The bill allocates $369bn toward renewable energy investments and cutting America’s greenhouse-gas emissions, marking the country’s most significant attempt yet to tackle the climate catastrophe. 

Experts believe the plan may lower US emissions by 40% by 2030 compared to 2005 levels, which is close to Biden’s aim of cutting emissions in half by the end of the decade. 

However, the bill also authorises new leases of federal land for oil and gas extraction, with no regard for climate implications. It approved high bids from an offshore auction in November 2021, including a drilling project for a carbon-burying plan, which will please oil and gas developers in the short-term. 
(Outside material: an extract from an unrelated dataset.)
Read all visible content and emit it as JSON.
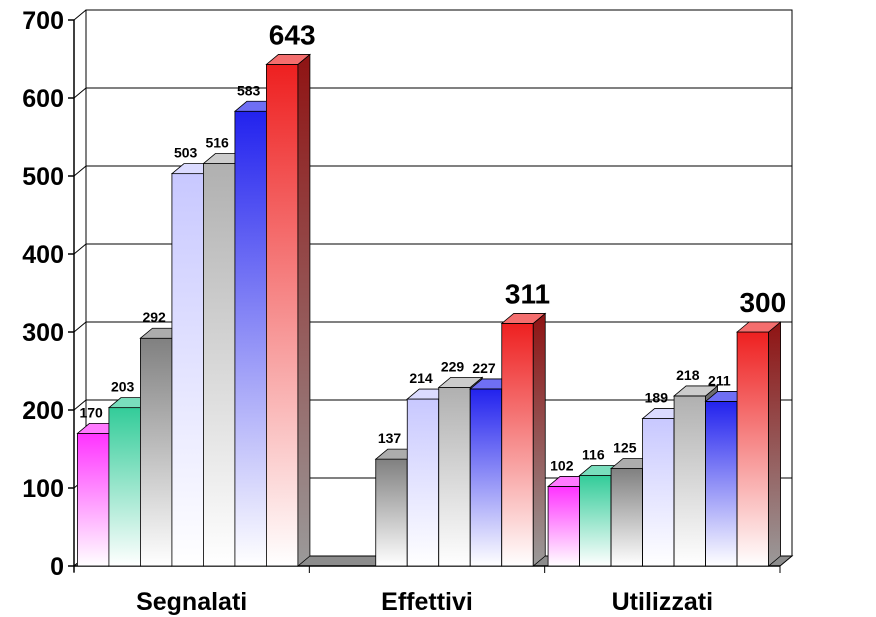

The bill promises a clean future, although oil and gas giants like ExxonMobil intend to use it in their favour, announcing a $100bn plan to create a massive carbon hub serving refineries and chemical plants.. 
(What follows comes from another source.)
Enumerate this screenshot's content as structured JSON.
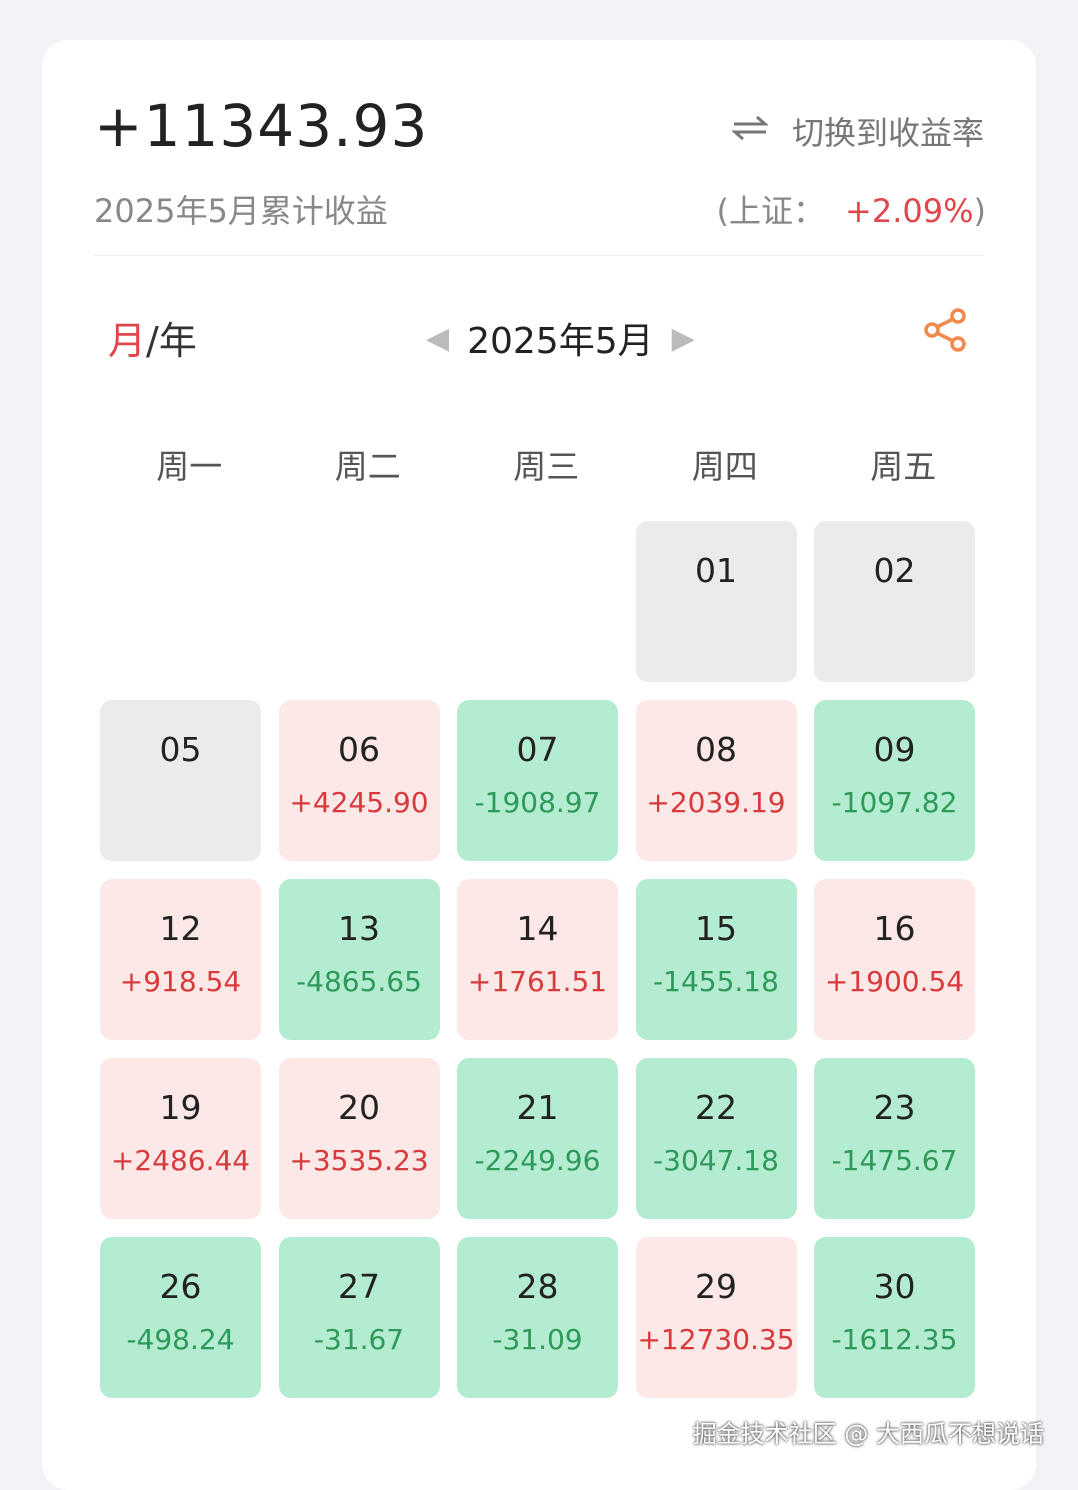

Biden said on Tuesday: “It’s going to allow us to boldly take additional steps toward meeting all of my climate goals, the ones we set out when we ran.” 

According to an ExxonMobil spokesperson, the Biden Administration will need to provide better policy support for the widespread deployment of these industrial hubs. 

The approval of the Inflation Reduction Act came after more than a year of negotiations among Democrats. 

The bill is US Congress’s latest attempt to usher in a new era of more effective climate change policy. For millions of Americans, the measure may also mean significant savings on large-ticket green purchases, cheaper energy and health-care costs, and even faster tax files.

“This is going to unlock a significant amount of emissions that could become economic for capture,” said Chris Davis, senior vice president at Milestone Carbon. This company develops carbon projects for mid-sized businesses. 

The new tax breaks imply that “a number of small to mid-scale projects have a better chance of becoming economical,” according to Frederik Majkut, senior vice president of Schlumberger‘s carbon solutions unit.

Each year, these capture and storage techniques release around five billion tonnes of carbon in the United States, which these capture and storage techniques.

According to the International Energy Agency, a substantial expansion of carbon capture is critical to achieving net-zero emissions by 2050. The industry must transition from storing around 40 million tonnes to 7.6 billion tonnes per year.